A nueve
días del asesinato de George Floyd, las protestas en EE.UU no se aplacan. Están
uniendo a personas de diferentes etnias, principalmente jóvenes y mujeres.
El racismo es un factor permanente de la
historia de la nación norteamericana (del Estado y de la sociedad). La
democracia estadounidense se fundó sobre la base del genocidio de los nativos y
la esclavitud. A costa de la sangrienta guerra civil del siglo XIX, la
esclavitud se abolió formalmente, pero el racismo no pudo ser abolido: en este
marco, es una plaga no resarcible. El sangrado de millones de afroamericanos,
la segregación, la discriminación y, aún hoy, el asesinato signan aquel país,
atravesado por una violencia endémica y en crecimiento.
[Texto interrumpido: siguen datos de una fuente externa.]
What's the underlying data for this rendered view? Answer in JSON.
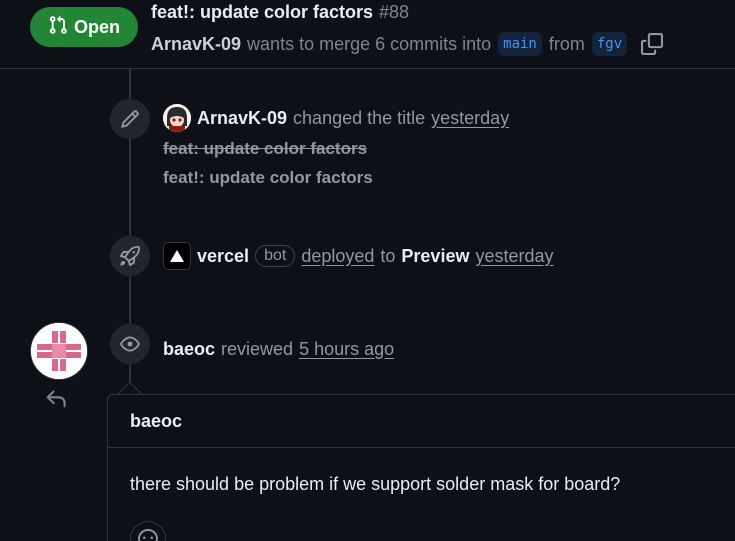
{
  "header": {
    "state": "Open",
    "title": "feat!: update color factors",
    "number": "#88",
    "author": "ArnavK-09",
    "merge_text": "wants to merge 6 commits into",
    "base_branch": "main",
    "from_text": "from",
    "head_branch": "fgv"
  },
  "timeline": {
    "title_change": {
      "actor": "ArnavK-09",
      "action": "changed the title",
      "time": "yesterday",
      "old_title": "feat: update color factors",
      "new_title": "feat!: update color factors"
    },
    "deployment": {
      "actor": "vercel",
      "bot_label": "bot",
      "action": "deployed",
      "to_text": "to",
      "environment": "Preview",
      "time": "yesterday"
    },
    "review": {
      "actor": "baeoc",
      "action": "reviewed",
      "time": "5 hours ago"
    }
  },
  "comment": {
    "author": "baeoc",
    "body": "there should be problem if we support solder mask for board?"
  },
  "colors": {
    "open_green": "#238636",
    "link_blue": "#4493f8",
    "background": "#0d1117",
    "border": "#30363d"
  },
  "icons": {
    "state": "git-pull-request-icon",
    "copy": "copy-icon",
    "rename": "pencil-icon",
    "deploy": "rocket-icon",
    "review": "eye-icon",
    "reply": "reply-arrow-icon",
    "reaction": "smiley-icon"
  }
}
En los EE.UU, el
racismo marca concretamente la pauta de la incurable contradicción entre la
humanidad que emerge y el Estado en su máxima decadencia. La democracia
norteamericana –la cual juega un rol internacional de primer orden por ser este
país el líder del sistema democrático global– está cuestionada desde su
interior ya que su policía asesina a los negros y el presidente convoca a la
Guardia Nacional y alimenta a su electorado racista, mientras que la juventud y
las mujeres que reclaman por la justicia, la vida y el alivio no dan señales de
dejar las calles en numerosas ciudades.
En las
protestas emergen elementos nuevos y positivos: el llamado a manifestarse
pacíficamente proveniente de diversos comités Black Lives Matter (“La
vida de los negros importa”) y del hermano de George Floyd parece haber tenido
efecto y, en las últimas noches, no hubieron saqueos o fueron impedidos por los
mismos manifestantes.
Algunos
miembros de la Policía, y en algunos casos también de la Guardia Nacional,
incluidos algunos cadetes, se solidarizaron abiertamente con las protestas
realizando gestos de un importante valor simbólico y humano: arrodillándose
–tal como habían hecho algunos deportistas al negarse a cantar el himno
nacional en señal de protesta contra los asesinatos de afroamericanos a manos
de agentes de policía– y abrazando a los manifestantes. Otros policías
siguieron maltratando y matando, pero el jefe del Pentágono desobedeció al
feroz presidente Trump declarándose contrario al uso del ejército. Importantes
obispos desmienten al presidente y le contestan abiertamente afirmando que no
puede proferir sus palabras de odio y sus amenazas contra la gente movilizada
ni en nombre de la Biblia ni de la Iglesia. El ex presidente Obama apoya las
protestas mientras otro viejo inquilino de la Casa Blanca, George W. Bush, declara
el fracaso total del sistema norteamericano de convivencia estatal.